Machine Learning Prediction of River Freeze-Up Dates Under Human Interventions: Insights from the Ningxia–Inner Mongolia Reach of the Yellow River
Lu Zhang, Suyu Liu, Minhao Fan, Dongling Chen, Ze Yuan, Xiuwei Zhang
The Ningxia–Inner Mongolia reach of the Yellow River (NIMRYR) is among the regions in China most severely affected by ice-related disasters. Yet, no systematic machine learning framework has been established to predict freeze-up dates while accounting for human interventions. Using 1960–2024 observations, this study develops a flexible framework that explicitly considers stage-specific human impacts. Four models—multiple linear regression, support vector regression, extreme gradient boosting, and multilayer perceptron—were evaluated with leave-one-out cross-validation. Selecting predictor identification methods individually for each model and optimizing the number of inputs improved accuracy by 7.6–23%, while hyperparameter tuning added 4.5–46%. Redefining stage-specific thresholds of this predictor to reflect reservoir operation improved accuracy by 10–22%. In contrast, excluding early records (1960–1986) with weaker human activity, a common practice in earlier studies, showed little benefit.

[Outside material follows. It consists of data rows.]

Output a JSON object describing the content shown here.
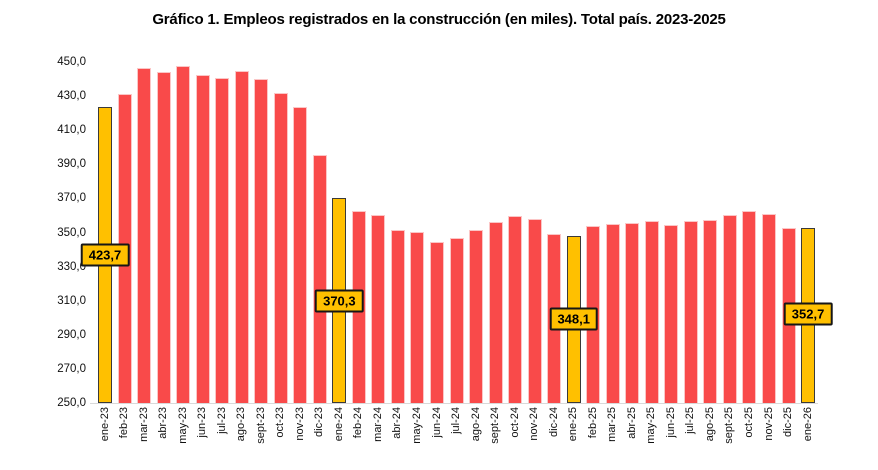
{
  "title": "Gráfico 1. Empleos registrados en la construcción (en miles). Total país. 2023-2025",
  "colors": {
    "bar_fill": "#f94a4a",
    "bar_edge": "#fbc6c6",
    "highlight_fill": "#ffc000",
    "highlight_edge": "#3a3a3a",
    "callout_bg": "#ffc000",
    "callout_border": "#161616",
    "axis_line": "#d9d9d9",
    "text": "#000000",
    "background": "#ffffff"
  },
  "chart_data": {
    "type": "bar",
    "title": "Gráfico 1. Empleos registrados en la construcción (en miles). Total país. 2023-2025",
    "xlabel": "",
    "ylabel": "",
    "ylim": [
      250,
      450
    ],
    "ytick_step": 20,
    "ytick_labels": [
      "450,0",
      "430,0",
      "410,0",
      "390,0",
      "370,0",
      "350,0",
      "330,0",
      "310,0",
      "290,0",
      "270,0",
      "250,0"
    ],
    "grid": false,
    "legend": false,
    "categories": [
      "ene-23",
      "feb-23",
      "mar-23",
      "abr-23",
      "may-23",
      "jun-23",
      "jul-23",
      "ago-23",
      "sept-23",
      "oct-23",
      "nov-23",
      "dic-23",
      "ene-24",
      "feb-24",
      "mar-24",
      "abr-24",
      "may-24",
      "jun-24",
      "jul-24",
      "ago-24",
      "sept-24",
      "oct-24",
      "nov-24",
      "dic-24",
      "ene-25",
      "feb-25",
      "mar-25",
      "abr-25",
      "may-25",
      "jun-25",
      "jul-25",
      "ago-25",
      "sept-25",
      "oct-25",
      "nov-25",
      "dic-25",
      "ene-26"
    ],
    "values": [
      423.7,
      431.5,
      446.5,
      444.0,
      447.5,
      442.5,
      440.5,
      445.0,
      440.0,
      432.0,
      423.5,
      395.5,
      370.3,
      362.5,
      360.5,
      351.3,
      350.4,
      344.6,
      346.8,
      351.5,
      356.0,
      359.5,
      358.0,
      349.0,
      348.1,
      354.0,
      355.0,
      355.5,
      357.0,
      354.5,
      357.0,
      357.5,
      360.5,
      362.5,
      361.0,
      352.5,
      352.7
    ],
    "highlight_indices": [
      0,
      12,
      24,
      36
    ],
    "annotations": [
      {
        "index": 0,
        "text": "423,7",
        "y_value": 337
      },
      {
        "index": 12,
        "text": "370,3",
        "y_value": 310
      },
      {
        "index": 24,
        "text": "348,1",
        "y_value": 299
      },
      {
        "index": 36,
        "text": "352,7",
        "y_value": 302
      }
    ]
  }
}
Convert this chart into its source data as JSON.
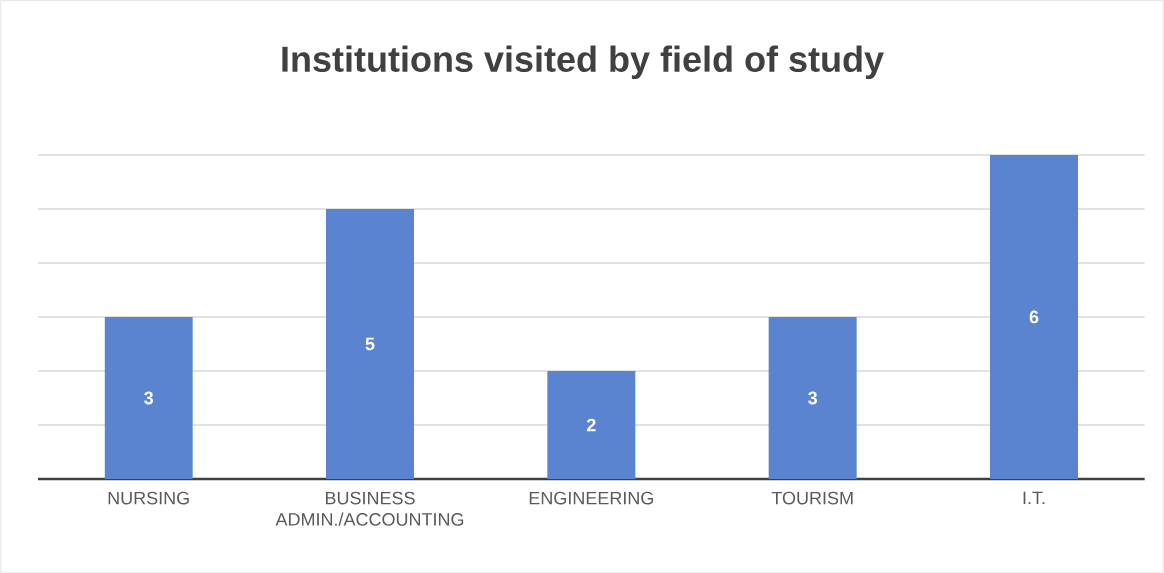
{
  "chart_data": {
    "type": "bar",
    "title": "Institutions visited by field of study",
    "categories": [
      "NURSING",
      "BUSINESS ADMIN./ACCOUNTING",
      "ENGINEERING",
      "TOURISM",
      "I.T."
    ],
    "values": [
      3,
      5,
      2,
      3,
      6
    ],
    "color": "#5b84d0",
    "ylim": [
      0,
      6
    ],
    "yticks": [
      {
        "value": 0,
        "label": null
      },
      {
        "value": 1,
        "label": null
      },
      {
        "value": 2,
        "label": null
      },
      {
        "value": 3,
        "label": null
      },
      {
        "value": 4,
        "label": null
      },
      {
        "value": 5,
        "label": null
      },
      {
        "value": 6,
        "label": null
      }
    ],
    "grid": "y",
    "data_labels": true,
    "tick_labels": "x"
  }
}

During 2021–2024, optimal prediction errors were 0.16, −0.99, −7.61, and 0.07 d, with larger deviations in 2023 linked to abnormal warming and intensified reservoir regulation. XGBoost performed best (MAE = 2.95 d). This study provides a scientific basis for freeze-up prediction in the Yellow River basin and advances understanding of freeze-up mechanisms in seasonally ice-covered rivers.